Involvement with the Beats
Di Prima spent the late 1950s and early 1960s in Manhattan, where she participated in the emerging Beat movement. She spent some time in California at Stinson Beach and Topanga Canyon, returned to New York City and eventually moved to San Francisco permanently. Di Prima was a bridge figure between the Beat movement and the later hippies, as well as between East Coast and West Coast artists. She edited The Floating Bear with Amiri Baraka and was co-founder of the New York Poets Theatre and founder of the Poets Press. In 1966, she spent some time at Millbrook with Timothy Leary's psychedelic community and printed the first two editions of "Psychodelic Prayers" by Leary in Spring 1966. In 1969, she wrote a fictionalized, erotic account detailing her experience in the Beat movement titled Memoirs of a Beatnik. From 1974 to 1997, Di Prima taught Poetry at The Jack Kerouac School of Disembodied Poetics, of the Naropa Institute in Boulder Colorado, sharing the program with fellow Beats Allen Ginsberg (Co-founder of the program), William Burroughs, Gregory Corso, and others. In 2001, she published Recollections of My Life as a Woman: The New York Years.

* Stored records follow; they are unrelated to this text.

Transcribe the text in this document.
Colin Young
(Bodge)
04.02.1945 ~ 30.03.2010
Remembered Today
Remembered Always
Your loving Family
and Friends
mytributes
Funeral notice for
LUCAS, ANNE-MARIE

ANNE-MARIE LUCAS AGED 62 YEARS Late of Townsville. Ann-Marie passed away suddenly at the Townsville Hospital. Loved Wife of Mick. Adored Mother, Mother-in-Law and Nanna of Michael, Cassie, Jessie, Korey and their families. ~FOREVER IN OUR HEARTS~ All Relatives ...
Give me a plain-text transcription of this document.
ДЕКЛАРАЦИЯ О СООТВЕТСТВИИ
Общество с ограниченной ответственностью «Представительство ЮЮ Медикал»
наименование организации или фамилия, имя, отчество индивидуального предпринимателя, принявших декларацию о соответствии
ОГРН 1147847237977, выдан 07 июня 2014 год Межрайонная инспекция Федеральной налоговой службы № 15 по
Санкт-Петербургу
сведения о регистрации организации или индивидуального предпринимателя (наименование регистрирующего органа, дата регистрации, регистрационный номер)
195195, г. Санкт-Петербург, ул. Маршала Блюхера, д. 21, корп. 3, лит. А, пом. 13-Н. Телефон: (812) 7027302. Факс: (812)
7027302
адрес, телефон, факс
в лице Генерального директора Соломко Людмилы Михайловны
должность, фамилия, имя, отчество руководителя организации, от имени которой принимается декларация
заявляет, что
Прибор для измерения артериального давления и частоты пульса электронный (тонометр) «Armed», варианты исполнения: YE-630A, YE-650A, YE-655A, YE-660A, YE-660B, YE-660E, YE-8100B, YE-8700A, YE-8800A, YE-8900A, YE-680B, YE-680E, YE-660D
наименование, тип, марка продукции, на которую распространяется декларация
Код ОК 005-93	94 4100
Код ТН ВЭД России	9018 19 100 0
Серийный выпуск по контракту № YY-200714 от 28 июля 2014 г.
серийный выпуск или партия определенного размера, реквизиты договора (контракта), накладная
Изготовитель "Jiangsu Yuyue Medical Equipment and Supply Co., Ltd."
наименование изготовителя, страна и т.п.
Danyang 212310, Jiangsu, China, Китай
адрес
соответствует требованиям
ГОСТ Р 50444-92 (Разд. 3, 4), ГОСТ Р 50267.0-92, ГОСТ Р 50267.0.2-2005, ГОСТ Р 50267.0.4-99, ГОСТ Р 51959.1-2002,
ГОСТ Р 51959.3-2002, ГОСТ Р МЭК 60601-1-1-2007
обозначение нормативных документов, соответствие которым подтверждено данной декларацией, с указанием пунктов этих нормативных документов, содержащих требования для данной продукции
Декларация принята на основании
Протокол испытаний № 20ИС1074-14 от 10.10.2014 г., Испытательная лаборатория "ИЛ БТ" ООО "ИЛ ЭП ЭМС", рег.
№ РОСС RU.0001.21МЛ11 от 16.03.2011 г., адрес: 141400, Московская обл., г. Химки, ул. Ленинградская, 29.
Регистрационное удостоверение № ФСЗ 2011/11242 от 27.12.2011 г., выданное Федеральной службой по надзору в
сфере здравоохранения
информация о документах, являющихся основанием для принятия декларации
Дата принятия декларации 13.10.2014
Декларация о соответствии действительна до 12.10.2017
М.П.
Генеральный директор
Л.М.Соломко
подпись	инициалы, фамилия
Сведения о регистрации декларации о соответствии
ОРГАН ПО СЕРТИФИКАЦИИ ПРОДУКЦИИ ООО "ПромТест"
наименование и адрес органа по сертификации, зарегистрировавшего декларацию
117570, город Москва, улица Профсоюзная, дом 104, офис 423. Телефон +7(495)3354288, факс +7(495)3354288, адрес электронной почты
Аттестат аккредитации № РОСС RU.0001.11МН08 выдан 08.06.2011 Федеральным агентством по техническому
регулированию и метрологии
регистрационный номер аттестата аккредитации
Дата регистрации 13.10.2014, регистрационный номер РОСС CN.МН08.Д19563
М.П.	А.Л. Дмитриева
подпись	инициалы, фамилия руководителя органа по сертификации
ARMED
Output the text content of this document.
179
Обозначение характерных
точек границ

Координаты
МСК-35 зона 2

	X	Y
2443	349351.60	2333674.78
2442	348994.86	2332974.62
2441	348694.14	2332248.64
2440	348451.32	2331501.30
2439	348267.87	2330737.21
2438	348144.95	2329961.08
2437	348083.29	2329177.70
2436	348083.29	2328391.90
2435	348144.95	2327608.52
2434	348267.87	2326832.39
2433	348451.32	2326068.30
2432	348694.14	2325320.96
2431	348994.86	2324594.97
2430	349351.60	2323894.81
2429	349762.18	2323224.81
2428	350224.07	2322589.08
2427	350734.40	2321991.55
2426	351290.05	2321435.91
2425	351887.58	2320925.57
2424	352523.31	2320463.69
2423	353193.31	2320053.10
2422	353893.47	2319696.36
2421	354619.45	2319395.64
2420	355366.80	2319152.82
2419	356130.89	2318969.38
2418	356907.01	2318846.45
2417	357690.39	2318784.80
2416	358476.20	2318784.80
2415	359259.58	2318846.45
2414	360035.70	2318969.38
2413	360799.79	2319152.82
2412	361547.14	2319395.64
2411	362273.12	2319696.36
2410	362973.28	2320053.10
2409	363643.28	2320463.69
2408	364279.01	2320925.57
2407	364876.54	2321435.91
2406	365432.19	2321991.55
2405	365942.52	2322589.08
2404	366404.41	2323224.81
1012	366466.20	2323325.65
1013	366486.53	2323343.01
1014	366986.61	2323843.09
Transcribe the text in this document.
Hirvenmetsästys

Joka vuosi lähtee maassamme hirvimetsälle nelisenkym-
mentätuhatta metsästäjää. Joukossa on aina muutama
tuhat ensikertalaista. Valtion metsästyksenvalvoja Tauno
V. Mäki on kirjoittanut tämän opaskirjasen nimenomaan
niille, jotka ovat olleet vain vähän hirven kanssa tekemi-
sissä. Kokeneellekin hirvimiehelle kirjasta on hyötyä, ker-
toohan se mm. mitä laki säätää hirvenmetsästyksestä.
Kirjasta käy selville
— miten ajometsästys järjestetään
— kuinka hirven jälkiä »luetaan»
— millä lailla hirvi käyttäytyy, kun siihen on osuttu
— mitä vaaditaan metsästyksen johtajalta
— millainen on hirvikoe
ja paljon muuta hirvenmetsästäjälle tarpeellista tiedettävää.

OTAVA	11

In the late 1960s, she moved permanently to California, where she has lived ever since. Here, Di Prima became involved with the Diggers and studied Buddhism, Sanskrit, Gnosticism and alchemy. She also published her major work, the long poem Loba, in 1978, with an enlarged edition in 1998. Her selected poems, Pieces of a Song, was published in 1990 and a memoir, Recollections of My Life as a Woman, in 2001. She is also a prose writer, memoirist, playwright, social justice activist and teacher. Di Prima has authored nearly four dozen books, with her work translated into more than 20 languages. In 2009, Di Prima was named the Poet Laureate of San Francisco. A movement is currently underway to have a street in the city named in her honor.
Di Prima is the mother of five children, Jeanne Di Prima, Dominique Di Prima, Alex Marlowe, Tara Marlowe, and Rudi Di Prima.